Adaptive Two-Phase Finetuning LLMs for Japanese Legal Text Retrieval
Quang Hoang Trung, Nguyen Van Hoang Phuc, Le Trung Hoang, Quang Huu Hieu, Vo Nguyen Le Duy
TL;DR
This work tackles Japanese legal text retrieval by introducing a native dataset and a two-phase finetuning pipeline inspired by RepLLaMA. Phase 1 Global Contextualization uses BM25+ with in-batch easy negatives to develop broad generalization, while Phase 2 Domain-Specific Deepening focuses on hard negatives drawn from Phase 1 predictions to specialize for complex queries. The approach leverages LLaMA-based dense embeddings with LoRA and quantization, and combines lexical and semantic signals through an ensemble framework, achieving state-of-the-art results on a native Japanese legal corpus and strong performance on MS MARCO. The results demonstrate both domain-specific gains and cross-domain generalizability, with public code and HuggingFace checkpoints enabling replication and extension in real-world retrieval systems.
Abstract
Text Retrieval (TR) involves finding and retrieving text-based content relevant to a user's query from a large repository, with applications in real-world scenarios such as legal document retrieval.
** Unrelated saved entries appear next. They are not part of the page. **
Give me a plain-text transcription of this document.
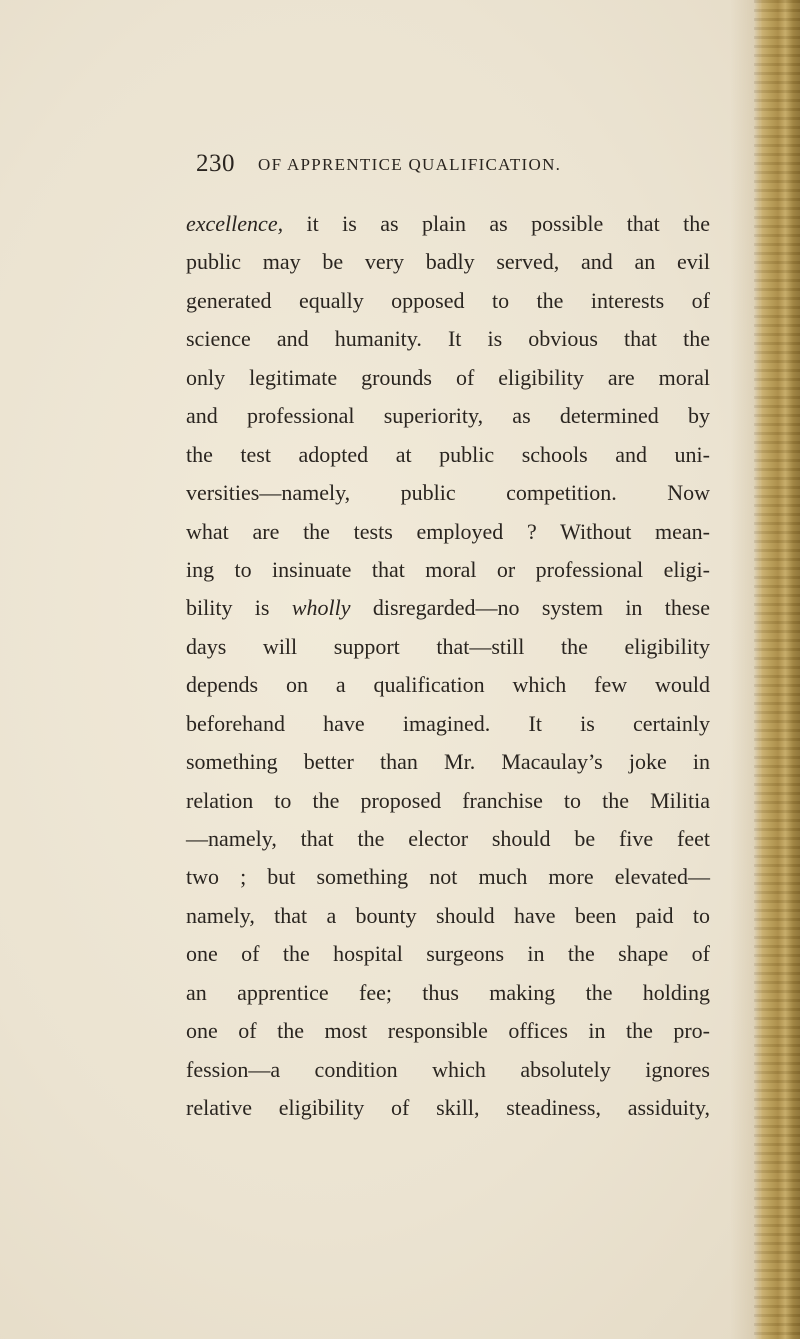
230 OF APPRENTICE QUALIFICATION.
excellence, it is as plain as possible that the
public may be very badly served, and an evil
generated equally opposed to the interests of
science and humanity. It is obvious that the
only legitimate grounds of eligibility are moral
and professional superiority, as determined by
the test adopted at public schools and uni-
versities—namely, public competition. Now
what are the tests employed ? Without mean-
ing to insinuate that moral or professional eligi-
bility is wholly disregarded—no system in these
days will support that—still the eligibility
depends on a qualification which few would
beforehand have imagined. It is certainly
something better than Mr. Macaulay’s joke in
relation to the proposed franchise to the Militia
—namely, that the elector should be five feet
two ; but something not much more elevated—
namely, that a bounty should have been paid to
one of the hospital surgeons in the shape of
an apprentice fee; thus making the holding
one of the most responsible offices in the pro-
fession—a condition which absolutely ignores
relative eligibility of skill, steadiness, assiduity,
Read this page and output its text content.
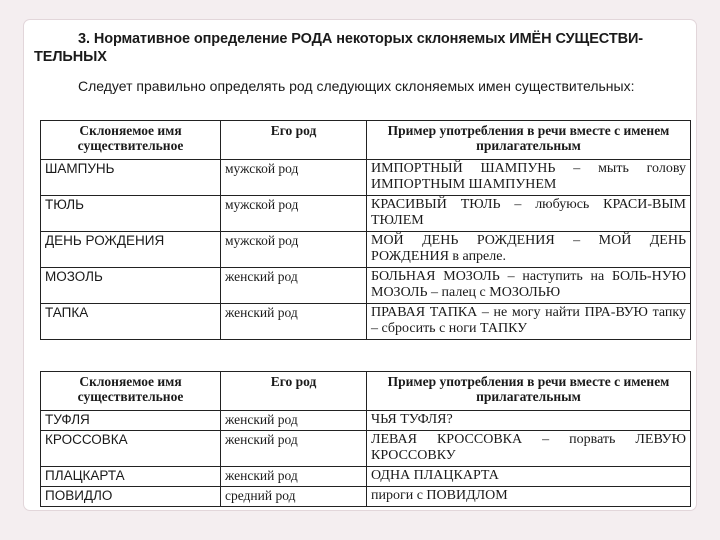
3. Нормативное определение РОДА некоторых склоняемых ИМЁН СУЩЕСТВИ-ТЕЛЬНЫХ
Следует правильно определять род следующих склоняемых имен существительных:
Склоняемое имя существительное	Его род	Пример употребления в речи вместе с именем прилагательным
ШАМПУНЬ	мужской род	ИМПОРТНЫЙ ШАМПУНЬ – мыть голову ИМПОРТНЫМ ШАМПУНЕМ
ТЮЛЬ	мужской род	КРАСИВЫЙ ТЮЛЬ – любуюсь КРАСИ-ВЫМ ТЮЛЕМ
ДЕНЬ РОЖДЕНИЯ	мужской род	МОЙ ДЕНЬ РОЖДЕНИЯ – МОЙ ДЕНЬ РОЖДЕНИЯ в апреле.
МОЗОЛЬ	женский род	БОЛЬНАЯ МОЗОЛЬ – наступить на БОЛЬ-НУЮ МОЗОЛЬ – палец с МОЗОЛЬЮ
ТАПКА	женский род	ПРАВАЯ ТАПКА – не могу найти ПРА-ВУЮ тапку – сбросить с ноги ТАПКУ
Склоняемое имя существительное	Его род	Пример употребления в речи вместе с именем прилагательным
ТУФЛЯ	женский род	ЧЬЯ ТУФЛЯ?
КРОССОВКА	женский род	ЛЕВАЯ КРОССОВКА – порвать ЛЕВУЮ КРОССОВКУ
ПЛАЦКАРТА	женский род	ОДНА ПЛАЦКАРТА
ПОВИДЛО	средний род	пироги с ПОВИДЛОМ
While most existing studies focus on English, limited work addresses Japanese contexts. In this paper, we introduce a new dataset specifically designed for Japanese legal contexts and propose a novel two-phase pipeline tailored to this domain. In the first phase, the model learns a broad understanding of global contexts, enhancing its generalization and adaptability to diverse queries. In the second phase, the model is fine-tuned to address complex queries specific to legal scenarios. Extensive experiments are conducted to demonstrate the superior performance of our method, which outperforms existing baselines. Furthermore, our pipeline proves effective in English contexts, surpassing comparable baselines on the MS MARCO dataset. We have made our code publicly available on GitHub, and the model checkpoints are accessible via HuggingFace.